Tandis que j'étais dans l'extrême affliction que je viens de dire, et
quoique à cette époque je n'eusse point encore eu de visions, ces paroles que
j'entendis suffirent seules pour m'enlever toute ma peine, et faire naître en
mon âme un calme parfait: « N'aie point de peur, ma fille, car
c'est moi; je ne t'abandonnerai point, bannis toute crainte ».

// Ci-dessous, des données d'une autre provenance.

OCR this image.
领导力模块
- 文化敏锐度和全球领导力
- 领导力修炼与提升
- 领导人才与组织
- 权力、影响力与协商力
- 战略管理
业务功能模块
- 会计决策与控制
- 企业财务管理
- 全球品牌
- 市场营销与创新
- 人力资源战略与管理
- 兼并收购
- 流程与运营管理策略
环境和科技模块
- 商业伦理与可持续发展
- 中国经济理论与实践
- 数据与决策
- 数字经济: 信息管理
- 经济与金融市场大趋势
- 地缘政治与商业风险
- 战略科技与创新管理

Dans l'état où j'étais, j'aurais cru que, même en employant de longues
heures à ramener la paix dans mon âme, nul n'aurait pu y réussir. Et voilà qu'à
ces seules paroles, je sentis renaître la sérénité; je retrouvai la force, le
courage, l'assurance, la paix, la lumière; en un instant j'avais été si
complètement changée, que j'aurais soutenu contre le monde entier que ces
paroles venaient de Dieu. Oh! quelle bonté en ce Dieu! quel bon Maître! et
qu'il est puissant! Non seulement il donne le conseil, mais encore le remède;
ses paroles opèrent ce qu'elles expriment. Comme il fortifie notre foi et
augmente notre amour!
Souvent, en pareille occasion, j'aimais à me rappeler cette tempête que
Notre Seigneur apaisa soudain en commandant aux vents de laisser la mer tranquille,
et je disais: Quel est celui auquel obéissent ainsi toutes les puissances de
mon âme, qui en un instant fait briller la lumière au sein d'une obscurité si
profonde, qui attendrit un cœur dur comme le rocher, et qui arrose de l'eau
rafraîchissante des larmes une terre que devait, ce semble, désoler une longue
sécheresse? Quel est celui qui allume ces désirs? Qui me donne ce courage? Car
voici les pensées qui s'élevaient alors dans mon âme: De quoi ai-je peur?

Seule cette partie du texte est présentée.